If it were, easy, everyone would be creating successful content. According to a recent Kapost survey, 60% of marketers report that hiring marketing content talent is “somewhat difficult.” In any case, here are seven tips to help get you off to a good start, whether you’re creating content on your own, or hiring out.
- Know your audience. Good marketers know that audience is important. Great content marketers understand just how vital it is to gain as much deep insight into their audience as possible. Don’t just ask what their title is, or what size company they work for, dig deeper: what are they hoping to achieve in their careers? What are their biggest barriers to success? What do you want them to feel after reading this piece of content? What kind of kids were they? What appeals to them? Do they love nostalgia? Or are they more in tune with current events?
- Do your research. Come to the table prepared. Interviewing a subject matter expert? Stalk their social media profiles and Google their name. Watch YouTube videos of their TED talks, read their blogs. Your thoughtfully prepared questions will not only impress the interviewee, it’ll show your client that you’re interested, that you care, and that you’ve come to play.

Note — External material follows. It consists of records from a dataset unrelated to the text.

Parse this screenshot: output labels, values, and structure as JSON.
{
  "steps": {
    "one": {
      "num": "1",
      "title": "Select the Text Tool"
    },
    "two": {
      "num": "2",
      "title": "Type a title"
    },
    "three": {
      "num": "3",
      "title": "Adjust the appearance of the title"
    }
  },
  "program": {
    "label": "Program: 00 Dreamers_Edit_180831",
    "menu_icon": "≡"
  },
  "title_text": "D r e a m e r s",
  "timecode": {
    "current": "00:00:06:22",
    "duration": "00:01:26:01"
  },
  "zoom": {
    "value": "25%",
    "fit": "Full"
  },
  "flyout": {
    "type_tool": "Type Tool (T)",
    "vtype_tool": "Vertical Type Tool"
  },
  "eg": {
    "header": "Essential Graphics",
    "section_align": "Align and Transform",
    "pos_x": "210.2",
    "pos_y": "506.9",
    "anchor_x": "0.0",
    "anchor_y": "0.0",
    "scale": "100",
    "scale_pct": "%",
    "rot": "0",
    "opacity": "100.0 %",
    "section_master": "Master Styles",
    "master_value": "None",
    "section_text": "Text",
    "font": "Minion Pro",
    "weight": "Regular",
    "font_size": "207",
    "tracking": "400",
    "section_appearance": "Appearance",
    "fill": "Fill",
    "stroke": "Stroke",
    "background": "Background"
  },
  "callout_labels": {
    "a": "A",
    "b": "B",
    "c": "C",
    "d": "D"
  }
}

- Find a theme that works. When we’re truly excited about the work we’re doing, it shows. So what to do when the topic is highly technical and difficult to understand much less enjoy? Find a way to relate it to something you can wrap your head around. I watched one writer struggle through understanding a very technical topic until one word from an expert caught his attention – exploration. It was something he could understand and sink his teeth into. He took that one word and ran with it, creating a theme that built on the analogy of adventure and exploration and within a few days had written an eBook that drew readers into an adventure they couldn’t resist. It also gave the designer an idea she could grab hold of, and the result was a massive success.
- Write simple. And write well. Kapost reports that 5% of marketing teams surveyed said the main quality sought in content marketing hires is strong writing and editing skills. Fact: Big words don’t a smarter person make. You might be able to impress them at first with your big talk and your industry lingo, but it won’t last. Early in my career, a mentor told me that if someone can’t explain something complex to you in one sentence, using plain English, they don’t know what they’re talking about. It’s true. Take that advice, and be sure you can do the same next time you’re tasked with explaining a complicated subject. Which leads me to #5. Next time someone explains something to you with lingo and words you need a dictionary to understand, don’t be afraid to …
- Ask Questions. Clients really just want to know that you hear them, that you understand what they’re telling you. There is some really technical stuff out there and they don’t expect you to know it all after the first meeting. If your fear keeps you from asking questions, you’ll only serve to under deliver when you hand over the first draft. Remember what your teacher told you all those years ago? It still holds true today: asking questions is a sign of intelligence. It shows you’re paying attention, that you’re interested, and that you want to do well. Once during a call with a new tech client I was getting lost. Really lost. I finally had to speak up and say, “I’m sorry, guys, but… I’m a writer. Can you break this stuff down for me?” I got a laugh, and an apology. And then the client explained in plain English what he’d been saying. It made a huge difference in my understanding, and more importantly, in the outcome of the content pieces I wrote for them (an eBook, infographic, presentation, and video script).
- Add Credibility. Use examples, case studies, thought leader quotes, Q&As, anything you can that will give your content credibility. And find statistics from reliable, well-known sources to back up your claims.
And finally, #7. Don’t mail it in. Sure, you can punch out a quick blog post or 800 word article without too much thought, but that’s not going to drive numbers or impress anyone. Why not spend the extra time to do some background research? Find out what’s missing in the space, what’s trending, what subject lines are the most clickable, dig for interesting facts, and put your own spin on the information for an angle that hasn’t been heard before.
Content is value. And at the top of the funnel, that means awareness, thought leadership and entertainment. Sales is a long way from the top of the funnel. But if you do it well, it’s all down hill from there.